Wat is de gluteale tuberoosheid?
De gluteale tuberositeit is een oppervlak op het dijbeen in het been dat dient als het bevestigingspunt voor de gluteus maximus-spier. Gevonden op het achteroppervlak van het bot, vormt de gluteale tuberositeit de buitenrand van de linea aspera, een verhoogde beenrand die verticaal door het midden van de achterste schacht van het dijbeen loopt. Langs deze grens hechten de onderste vezels van de gluteus maximus zich vast, waardoor het been naar achteren wordt getrokken wanneer de spier samentrekt.

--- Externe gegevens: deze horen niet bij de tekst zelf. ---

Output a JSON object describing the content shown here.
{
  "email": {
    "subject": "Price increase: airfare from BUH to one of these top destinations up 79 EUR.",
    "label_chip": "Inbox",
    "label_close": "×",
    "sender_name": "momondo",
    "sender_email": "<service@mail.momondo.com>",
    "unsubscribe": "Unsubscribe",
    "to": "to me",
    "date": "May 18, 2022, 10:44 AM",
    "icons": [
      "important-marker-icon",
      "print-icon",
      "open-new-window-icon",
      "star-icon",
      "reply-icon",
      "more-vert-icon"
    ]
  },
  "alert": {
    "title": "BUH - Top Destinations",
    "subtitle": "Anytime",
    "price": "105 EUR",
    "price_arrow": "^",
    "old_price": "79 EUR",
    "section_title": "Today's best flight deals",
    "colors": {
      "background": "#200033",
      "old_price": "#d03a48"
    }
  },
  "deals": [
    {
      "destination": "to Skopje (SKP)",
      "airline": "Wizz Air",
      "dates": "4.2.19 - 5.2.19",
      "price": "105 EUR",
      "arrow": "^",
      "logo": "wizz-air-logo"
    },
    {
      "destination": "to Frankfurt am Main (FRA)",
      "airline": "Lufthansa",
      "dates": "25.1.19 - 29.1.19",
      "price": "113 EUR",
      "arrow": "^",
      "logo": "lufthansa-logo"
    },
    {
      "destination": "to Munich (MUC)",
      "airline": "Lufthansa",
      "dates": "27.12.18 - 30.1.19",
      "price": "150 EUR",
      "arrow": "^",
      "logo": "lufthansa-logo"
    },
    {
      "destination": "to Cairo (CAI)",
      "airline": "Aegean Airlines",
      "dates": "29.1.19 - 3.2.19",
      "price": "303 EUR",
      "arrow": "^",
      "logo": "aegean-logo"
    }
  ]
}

Als de grote, bekende spier van de achterste heup, is de gluteus maximus de primaire spier van heupverlenging, of het achterste opheffen van het been. Het voert ook de actie van externe rotatie uit, waarbij het been naar buiten in het heupgewricht wordt gedraaid. Deze spier vindt zijn oorsprong in het centrale achterste bekken op het heiligbeen of stuitbeen, de twee onderste botten van de wervelkolom, evenals het bovenste achterste iliumbot van het bekken, met vezels die naar buiten en naar beneden uitwaaien. De meeste van deze vezels kruisen zich achter het heupgewricht en worden ingebracht in de iliotibiale (IT) band, een lengte van vezelachtig weefsel dat over de lengte van de buitenste dij loopt en een bevestigingspunt biedt voor vele spieren van de dij.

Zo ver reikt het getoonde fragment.